As early as 2010, I couldn’t see the tickets for the National Theatre Hamlet, starring Rory Kinnear, so I watched the screening of NT Live. The whole family went to our local cinema to see how the best actors in the country performed in one of the most famous plays. Another added benefit was not to use popcorn to disturb the actors.
It was nothing new to watch the stage performance when NT Live debuted, but it was a huge improvement in terms of quality and reach. Christmas ballet on the BBC is rarely better than a static camera focused on the foot, while the other is used for a wide field of vision, but the shooting and editing of the live performance is like a movie. Cinema audiences benefit from a close-up of the theater audience never seeing. Tracking footage and wide-angle lenses, including the audience, made the show immediately feel like movies and drama.
This is the creation of genius – it is so obvious now, but it was completely groundbreaking at the time. Since then, I have participated in two live NT Lives. The buzz and energy in the background are obvious. If a line is loosened or an error occurs in the background, viewers across the country and even the rest of the world will see it.
Despite these challenges, the back office staff immediately accepted the idea.

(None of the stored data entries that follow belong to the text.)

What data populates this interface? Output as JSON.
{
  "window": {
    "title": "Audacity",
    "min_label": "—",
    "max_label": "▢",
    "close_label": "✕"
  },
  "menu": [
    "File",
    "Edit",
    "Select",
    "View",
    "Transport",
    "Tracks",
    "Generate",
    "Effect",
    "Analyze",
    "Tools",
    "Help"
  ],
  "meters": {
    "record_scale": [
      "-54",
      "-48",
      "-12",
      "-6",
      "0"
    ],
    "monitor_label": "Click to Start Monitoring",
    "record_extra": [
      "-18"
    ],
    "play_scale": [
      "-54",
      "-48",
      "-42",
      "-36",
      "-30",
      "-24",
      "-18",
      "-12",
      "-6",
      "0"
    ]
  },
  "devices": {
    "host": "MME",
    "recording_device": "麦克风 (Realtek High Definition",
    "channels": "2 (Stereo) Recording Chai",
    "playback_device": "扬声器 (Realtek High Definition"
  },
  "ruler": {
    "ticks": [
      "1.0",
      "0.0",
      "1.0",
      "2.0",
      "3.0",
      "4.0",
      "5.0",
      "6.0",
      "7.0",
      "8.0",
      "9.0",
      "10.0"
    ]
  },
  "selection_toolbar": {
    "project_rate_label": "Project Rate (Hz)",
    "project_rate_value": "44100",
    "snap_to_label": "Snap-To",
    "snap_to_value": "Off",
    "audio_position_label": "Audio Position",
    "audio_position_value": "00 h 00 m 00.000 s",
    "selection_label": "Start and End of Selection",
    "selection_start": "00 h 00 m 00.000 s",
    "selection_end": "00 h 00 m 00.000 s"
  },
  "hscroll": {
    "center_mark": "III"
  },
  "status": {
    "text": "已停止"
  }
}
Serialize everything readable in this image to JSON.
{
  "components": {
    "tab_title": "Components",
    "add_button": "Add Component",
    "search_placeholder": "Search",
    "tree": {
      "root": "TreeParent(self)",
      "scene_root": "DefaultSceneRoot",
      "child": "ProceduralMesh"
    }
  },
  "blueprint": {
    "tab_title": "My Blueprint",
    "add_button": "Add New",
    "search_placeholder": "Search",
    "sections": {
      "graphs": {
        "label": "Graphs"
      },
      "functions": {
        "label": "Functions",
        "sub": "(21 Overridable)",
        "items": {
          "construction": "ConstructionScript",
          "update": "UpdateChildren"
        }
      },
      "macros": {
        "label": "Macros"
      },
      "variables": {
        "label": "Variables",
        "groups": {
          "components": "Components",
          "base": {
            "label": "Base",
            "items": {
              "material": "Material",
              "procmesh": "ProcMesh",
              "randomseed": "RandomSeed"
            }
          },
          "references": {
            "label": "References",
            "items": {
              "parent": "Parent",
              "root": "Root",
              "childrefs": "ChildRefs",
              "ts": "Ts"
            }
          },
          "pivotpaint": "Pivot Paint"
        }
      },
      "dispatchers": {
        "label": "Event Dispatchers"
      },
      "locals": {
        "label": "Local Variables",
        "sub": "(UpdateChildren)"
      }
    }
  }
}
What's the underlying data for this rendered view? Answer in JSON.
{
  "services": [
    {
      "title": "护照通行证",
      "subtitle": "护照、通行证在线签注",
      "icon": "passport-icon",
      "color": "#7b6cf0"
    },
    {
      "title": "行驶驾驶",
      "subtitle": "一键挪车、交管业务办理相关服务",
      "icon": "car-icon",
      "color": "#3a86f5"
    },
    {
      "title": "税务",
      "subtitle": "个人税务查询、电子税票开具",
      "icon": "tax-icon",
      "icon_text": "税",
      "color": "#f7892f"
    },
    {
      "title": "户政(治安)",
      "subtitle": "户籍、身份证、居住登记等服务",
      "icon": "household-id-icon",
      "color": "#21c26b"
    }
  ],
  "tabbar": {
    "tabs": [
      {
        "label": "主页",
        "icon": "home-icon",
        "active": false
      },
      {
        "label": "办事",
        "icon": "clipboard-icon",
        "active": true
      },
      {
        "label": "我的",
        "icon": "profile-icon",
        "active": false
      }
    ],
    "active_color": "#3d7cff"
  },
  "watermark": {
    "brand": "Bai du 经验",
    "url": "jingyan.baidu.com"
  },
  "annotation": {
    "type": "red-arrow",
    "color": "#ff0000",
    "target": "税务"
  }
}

Most of us who work in London realize that we are part of the bubble and like to extend our audience beyond the regular theater audience. Although we have questions about how to compensate for the extra work involved, we accept that this is just a performance that happens to have more viewers.
When the Encore show first appeared, I barely noticed it, let alone questioned it. The shared live experience may no longer be true, but the live version of the recording is still the original, so what is the difference?
Backstage cinema professionals, actors and producers have different incomes than filmmakers. The theater cannot compete with the potential revenue of the film. We accept this as our destiny: the daily rate of the costume team members in the movie is £350, and the cost of the clothing professional’s program may be only £45.
However, if the performance being filmed will continue to be freed from the live elements and can be displayed multiple times without additional back-end technical costs, then the line will begin to blur. Is it still fair to pay the drama fee to the technician who made the film? Equity quickly provided its members with a new guide to live theater production contracts, but the back-end technology theater world is slower.
There are still a lot of new genres, but as Netflix and Amazon show interest in live-recorded theater events, limited theater shows are filmed, then screened in cinemas, there is no synchronized live experience, and there are countless security Can it be screened, is it time to question the rates paid by these drama films to skilled workers? Are they not film crews now?